Non-Parametric Temporal Adaptation for Social Media Topic Classification
This solves the issue of costly model updates for social media platforms dealing with changing trends and privacy laws, though it is incremental as it builds on dense retrieval techniques.
The paper tackles the problem of temporal adaptation in NLP models for social media topic classification, addressing distribution shift and deleted data without re-training, and achieves a 64.12% improvement over baselines on a Twitter dataset.
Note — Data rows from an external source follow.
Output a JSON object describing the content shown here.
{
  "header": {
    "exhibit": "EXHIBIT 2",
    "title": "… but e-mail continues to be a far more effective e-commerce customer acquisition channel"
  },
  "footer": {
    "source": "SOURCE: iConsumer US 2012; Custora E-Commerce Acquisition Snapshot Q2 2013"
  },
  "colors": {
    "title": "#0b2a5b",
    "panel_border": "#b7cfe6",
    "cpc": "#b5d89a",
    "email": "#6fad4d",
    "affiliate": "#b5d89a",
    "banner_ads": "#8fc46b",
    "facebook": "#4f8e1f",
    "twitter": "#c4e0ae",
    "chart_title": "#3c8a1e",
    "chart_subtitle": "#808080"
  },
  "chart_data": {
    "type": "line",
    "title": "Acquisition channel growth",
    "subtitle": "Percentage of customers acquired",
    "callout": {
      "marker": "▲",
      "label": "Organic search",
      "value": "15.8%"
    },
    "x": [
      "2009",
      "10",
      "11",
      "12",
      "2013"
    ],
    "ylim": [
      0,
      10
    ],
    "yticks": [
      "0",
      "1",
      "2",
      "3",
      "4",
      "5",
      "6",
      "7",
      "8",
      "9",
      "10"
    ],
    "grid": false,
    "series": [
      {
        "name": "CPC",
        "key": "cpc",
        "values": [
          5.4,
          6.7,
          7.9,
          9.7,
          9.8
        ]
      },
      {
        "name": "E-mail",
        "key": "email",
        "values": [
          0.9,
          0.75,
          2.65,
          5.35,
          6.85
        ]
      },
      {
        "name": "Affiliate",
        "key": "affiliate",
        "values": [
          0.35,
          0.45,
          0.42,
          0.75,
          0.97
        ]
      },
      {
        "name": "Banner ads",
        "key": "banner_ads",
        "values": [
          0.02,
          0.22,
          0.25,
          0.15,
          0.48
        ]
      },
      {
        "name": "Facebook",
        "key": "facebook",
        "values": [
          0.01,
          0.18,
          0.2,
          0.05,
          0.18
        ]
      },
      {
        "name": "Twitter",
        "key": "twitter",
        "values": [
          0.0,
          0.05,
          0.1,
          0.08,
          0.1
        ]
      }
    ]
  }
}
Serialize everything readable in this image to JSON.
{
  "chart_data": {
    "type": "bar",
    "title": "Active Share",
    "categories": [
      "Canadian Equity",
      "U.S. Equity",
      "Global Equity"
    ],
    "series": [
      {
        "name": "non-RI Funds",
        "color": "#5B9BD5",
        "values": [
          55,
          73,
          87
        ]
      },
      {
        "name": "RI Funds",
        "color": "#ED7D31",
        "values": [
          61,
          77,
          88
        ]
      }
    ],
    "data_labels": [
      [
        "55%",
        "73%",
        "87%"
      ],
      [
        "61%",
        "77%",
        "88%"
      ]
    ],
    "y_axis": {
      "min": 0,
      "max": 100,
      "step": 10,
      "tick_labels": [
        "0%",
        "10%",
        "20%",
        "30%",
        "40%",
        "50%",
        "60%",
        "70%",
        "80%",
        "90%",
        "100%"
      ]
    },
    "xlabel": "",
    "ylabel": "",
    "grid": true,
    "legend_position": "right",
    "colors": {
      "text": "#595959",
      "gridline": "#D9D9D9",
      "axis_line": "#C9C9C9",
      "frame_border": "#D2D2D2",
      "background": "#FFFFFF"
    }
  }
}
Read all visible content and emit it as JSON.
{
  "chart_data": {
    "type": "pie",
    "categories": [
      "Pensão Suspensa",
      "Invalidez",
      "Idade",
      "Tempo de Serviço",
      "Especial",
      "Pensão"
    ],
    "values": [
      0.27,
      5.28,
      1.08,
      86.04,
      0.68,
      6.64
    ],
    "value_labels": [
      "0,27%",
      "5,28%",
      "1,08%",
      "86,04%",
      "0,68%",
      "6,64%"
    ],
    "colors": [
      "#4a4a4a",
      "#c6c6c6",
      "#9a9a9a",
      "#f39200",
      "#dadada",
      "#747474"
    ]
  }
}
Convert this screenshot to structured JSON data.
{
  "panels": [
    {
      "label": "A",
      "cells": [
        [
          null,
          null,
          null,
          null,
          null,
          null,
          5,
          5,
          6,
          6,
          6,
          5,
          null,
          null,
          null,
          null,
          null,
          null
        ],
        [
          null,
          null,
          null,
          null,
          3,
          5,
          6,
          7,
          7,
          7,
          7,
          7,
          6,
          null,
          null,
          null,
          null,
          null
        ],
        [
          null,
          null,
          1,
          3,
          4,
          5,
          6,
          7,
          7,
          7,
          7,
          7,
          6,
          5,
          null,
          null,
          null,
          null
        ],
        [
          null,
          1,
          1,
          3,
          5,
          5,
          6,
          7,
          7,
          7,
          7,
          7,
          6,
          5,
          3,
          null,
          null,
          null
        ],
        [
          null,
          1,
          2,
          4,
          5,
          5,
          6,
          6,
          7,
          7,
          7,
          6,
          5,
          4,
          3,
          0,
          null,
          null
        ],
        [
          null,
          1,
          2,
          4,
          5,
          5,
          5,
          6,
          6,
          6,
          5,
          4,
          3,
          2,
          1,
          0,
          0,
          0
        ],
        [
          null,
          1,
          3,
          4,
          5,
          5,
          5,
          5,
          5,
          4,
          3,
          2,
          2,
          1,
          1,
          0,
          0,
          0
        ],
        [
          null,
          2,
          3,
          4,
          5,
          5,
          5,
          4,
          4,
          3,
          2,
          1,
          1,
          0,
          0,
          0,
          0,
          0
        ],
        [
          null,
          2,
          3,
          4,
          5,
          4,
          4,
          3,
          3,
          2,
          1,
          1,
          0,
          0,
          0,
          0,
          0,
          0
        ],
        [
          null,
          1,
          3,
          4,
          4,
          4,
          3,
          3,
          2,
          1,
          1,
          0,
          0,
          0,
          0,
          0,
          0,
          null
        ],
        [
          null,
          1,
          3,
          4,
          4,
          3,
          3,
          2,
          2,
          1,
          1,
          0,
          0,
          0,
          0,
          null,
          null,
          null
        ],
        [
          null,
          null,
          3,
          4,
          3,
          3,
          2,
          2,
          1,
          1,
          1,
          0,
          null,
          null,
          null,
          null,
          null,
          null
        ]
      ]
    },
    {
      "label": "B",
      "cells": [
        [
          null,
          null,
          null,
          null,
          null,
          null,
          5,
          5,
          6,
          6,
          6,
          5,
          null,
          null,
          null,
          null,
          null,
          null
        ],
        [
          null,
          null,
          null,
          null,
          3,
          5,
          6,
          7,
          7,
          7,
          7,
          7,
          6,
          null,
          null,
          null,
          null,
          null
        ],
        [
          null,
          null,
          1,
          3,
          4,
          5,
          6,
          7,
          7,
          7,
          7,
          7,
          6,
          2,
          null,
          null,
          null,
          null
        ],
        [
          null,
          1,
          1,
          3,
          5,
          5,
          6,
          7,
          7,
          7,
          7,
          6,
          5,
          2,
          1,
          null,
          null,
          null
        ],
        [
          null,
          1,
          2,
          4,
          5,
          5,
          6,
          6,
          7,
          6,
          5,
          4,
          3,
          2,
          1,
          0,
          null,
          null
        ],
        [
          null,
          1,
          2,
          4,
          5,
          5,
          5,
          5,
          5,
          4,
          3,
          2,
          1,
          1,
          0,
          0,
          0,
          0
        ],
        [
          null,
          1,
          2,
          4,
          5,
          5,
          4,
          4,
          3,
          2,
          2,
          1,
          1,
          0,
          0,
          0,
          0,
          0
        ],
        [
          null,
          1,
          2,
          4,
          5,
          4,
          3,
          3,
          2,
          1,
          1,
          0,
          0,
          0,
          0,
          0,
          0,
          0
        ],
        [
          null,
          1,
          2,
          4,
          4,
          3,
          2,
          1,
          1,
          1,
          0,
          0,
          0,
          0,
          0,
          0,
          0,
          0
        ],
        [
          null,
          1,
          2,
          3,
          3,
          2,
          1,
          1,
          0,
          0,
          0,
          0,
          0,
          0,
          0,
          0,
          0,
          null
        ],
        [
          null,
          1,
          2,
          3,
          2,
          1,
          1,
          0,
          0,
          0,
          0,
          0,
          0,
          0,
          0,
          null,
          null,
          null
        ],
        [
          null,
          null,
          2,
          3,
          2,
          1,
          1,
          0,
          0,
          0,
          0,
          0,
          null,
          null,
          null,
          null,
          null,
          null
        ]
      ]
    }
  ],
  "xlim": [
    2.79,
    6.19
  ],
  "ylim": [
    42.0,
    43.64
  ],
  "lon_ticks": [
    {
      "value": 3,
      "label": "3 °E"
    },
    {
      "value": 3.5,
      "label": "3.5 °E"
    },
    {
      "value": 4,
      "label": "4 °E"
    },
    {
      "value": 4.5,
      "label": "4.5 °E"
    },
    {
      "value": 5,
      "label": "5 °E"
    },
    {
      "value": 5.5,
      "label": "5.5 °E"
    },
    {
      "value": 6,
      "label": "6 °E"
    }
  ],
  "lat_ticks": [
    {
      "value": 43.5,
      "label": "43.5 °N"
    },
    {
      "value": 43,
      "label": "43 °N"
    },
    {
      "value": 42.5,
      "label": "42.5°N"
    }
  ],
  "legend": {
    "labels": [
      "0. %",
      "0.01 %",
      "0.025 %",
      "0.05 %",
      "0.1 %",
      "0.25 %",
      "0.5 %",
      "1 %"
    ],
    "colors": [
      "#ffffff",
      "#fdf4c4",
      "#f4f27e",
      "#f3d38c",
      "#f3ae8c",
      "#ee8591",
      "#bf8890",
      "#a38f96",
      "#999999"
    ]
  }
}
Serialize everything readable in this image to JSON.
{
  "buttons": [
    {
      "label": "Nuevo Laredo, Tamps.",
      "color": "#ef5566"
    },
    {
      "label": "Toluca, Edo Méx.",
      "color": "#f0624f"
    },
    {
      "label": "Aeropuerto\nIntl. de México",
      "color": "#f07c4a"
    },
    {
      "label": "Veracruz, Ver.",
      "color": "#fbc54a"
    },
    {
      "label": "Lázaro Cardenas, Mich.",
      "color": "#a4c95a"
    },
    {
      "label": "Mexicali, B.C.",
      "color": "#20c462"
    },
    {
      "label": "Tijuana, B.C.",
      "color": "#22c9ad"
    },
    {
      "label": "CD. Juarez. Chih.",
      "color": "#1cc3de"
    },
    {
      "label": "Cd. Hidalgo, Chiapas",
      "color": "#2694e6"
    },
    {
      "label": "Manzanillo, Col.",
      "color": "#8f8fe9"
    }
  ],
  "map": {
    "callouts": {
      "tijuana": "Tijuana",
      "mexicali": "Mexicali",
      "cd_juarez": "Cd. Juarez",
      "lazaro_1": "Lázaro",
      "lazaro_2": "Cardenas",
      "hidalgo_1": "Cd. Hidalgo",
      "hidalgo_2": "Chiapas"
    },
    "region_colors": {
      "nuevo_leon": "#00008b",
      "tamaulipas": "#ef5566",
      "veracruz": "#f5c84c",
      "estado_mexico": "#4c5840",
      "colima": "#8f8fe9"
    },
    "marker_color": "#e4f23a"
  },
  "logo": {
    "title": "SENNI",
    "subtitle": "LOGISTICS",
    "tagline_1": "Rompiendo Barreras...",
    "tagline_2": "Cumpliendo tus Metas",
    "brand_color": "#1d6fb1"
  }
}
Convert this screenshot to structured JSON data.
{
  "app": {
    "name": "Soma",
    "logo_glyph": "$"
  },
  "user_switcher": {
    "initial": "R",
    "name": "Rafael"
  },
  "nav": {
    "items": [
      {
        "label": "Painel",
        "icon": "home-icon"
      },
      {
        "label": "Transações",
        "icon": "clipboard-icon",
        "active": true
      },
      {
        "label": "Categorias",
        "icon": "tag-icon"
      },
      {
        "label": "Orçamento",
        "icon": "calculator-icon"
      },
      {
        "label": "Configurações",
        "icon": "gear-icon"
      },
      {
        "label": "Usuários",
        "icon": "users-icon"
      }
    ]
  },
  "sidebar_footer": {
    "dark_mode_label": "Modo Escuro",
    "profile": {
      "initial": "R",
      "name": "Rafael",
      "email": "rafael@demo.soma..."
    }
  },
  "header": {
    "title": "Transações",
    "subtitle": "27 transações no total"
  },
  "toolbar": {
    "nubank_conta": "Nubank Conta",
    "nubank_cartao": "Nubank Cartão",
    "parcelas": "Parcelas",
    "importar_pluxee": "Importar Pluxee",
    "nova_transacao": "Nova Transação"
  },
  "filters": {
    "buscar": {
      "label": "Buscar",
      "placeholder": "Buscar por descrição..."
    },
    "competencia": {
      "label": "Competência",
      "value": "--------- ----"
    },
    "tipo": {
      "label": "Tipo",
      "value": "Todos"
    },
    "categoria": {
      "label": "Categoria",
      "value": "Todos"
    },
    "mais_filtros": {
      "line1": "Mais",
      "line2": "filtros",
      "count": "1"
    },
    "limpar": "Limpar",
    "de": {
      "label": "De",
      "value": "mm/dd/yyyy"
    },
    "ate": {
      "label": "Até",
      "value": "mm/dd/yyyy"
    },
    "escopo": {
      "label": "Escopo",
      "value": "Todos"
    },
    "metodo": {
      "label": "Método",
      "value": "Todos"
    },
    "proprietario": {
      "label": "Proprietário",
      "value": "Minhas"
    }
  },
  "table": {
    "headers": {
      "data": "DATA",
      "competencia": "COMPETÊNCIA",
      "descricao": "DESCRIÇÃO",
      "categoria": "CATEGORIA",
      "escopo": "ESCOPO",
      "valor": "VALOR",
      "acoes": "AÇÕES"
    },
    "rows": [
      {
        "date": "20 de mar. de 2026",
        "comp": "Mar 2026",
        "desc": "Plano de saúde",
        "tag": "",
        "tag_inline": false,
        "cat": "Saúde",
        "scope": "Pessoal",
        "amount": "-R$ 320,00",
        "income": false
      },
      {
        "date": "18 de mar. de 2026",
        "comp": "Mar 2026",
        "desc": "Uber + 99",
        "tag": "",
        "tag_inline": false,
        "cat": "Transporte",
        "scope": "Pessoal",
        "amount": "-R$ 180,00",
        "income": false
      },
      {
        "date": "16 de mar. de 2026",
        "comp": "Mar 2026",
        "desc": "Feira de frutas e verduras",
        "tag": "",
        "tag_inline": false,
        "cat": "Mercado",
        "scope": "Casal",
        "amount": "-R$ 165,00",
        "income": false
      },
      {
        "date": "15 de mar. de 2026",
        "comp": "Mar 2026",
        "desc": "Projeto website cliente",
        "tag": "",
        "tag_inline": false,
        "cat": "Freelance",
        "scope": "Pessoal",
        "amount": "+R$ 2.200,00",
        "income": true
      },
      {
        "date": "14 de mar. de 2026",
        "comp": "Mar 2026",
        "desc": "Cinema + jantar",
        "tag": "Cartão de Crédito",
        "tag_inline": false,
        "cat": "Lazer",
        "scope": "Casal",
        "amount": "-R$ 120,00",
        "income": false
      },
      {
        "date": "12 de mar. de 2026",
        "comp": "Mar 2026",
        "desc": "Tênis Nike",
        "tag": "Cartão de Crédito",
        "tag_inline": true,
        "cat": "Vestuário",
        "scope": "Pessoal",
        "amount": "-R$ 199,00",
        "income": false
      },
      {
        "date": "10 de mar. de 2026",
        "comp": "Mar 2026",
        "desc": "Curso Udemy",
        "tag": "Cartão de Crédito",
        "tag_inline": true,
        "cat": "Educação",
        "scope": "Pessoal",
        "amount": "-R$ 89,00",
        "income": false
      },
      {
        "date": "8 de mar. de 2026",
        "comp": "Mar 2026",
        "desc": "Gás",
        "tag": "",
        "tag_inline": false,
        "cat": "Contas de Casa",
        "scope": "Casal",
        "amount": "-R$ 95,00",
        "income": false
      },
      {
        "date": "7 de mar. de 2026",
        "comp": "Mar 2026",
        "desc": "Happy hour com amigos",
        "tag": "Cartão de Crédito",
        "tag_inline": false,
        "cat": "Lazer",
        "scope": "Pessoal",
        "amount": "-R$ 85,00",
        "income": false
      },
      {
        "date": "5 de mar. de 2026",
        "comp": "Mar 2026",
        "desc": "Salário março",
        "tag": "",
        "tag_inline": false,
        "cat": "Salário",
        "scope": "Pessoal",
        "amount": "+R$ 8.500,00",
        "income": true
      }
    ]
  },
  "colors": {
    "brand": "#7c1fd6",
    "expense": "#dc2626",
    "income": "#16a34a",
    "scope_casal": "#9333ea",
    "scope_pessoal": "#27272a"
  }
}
User-generated social media data is constantly changing as new trends influence online discussion and personal information is deleted due to privacy concerns. However, most current NLP models are static and rely on fixed training data, which means they are unable to adapt to temporal change -- both test distribution shift and deleted training data -- without frequent, costly re-training. In this paper, we study temporal adaptation through the task of longitudinal hashtag prediction and propose a non-parametric dense retrieval technique, which does not require re-training, as a simple but effective solution. In experiments on a newly collected, publicly available, year-long Twitter dataset exhibiting temporal distribution shift, our method improves by 64.12% over the best parametric baseline without any of its costly gradient-based updating. Our dense retrieval approach is also particularly well-suited to dynamically deleted user data in line with data privacy laws, with negligible computational cost and performance loss.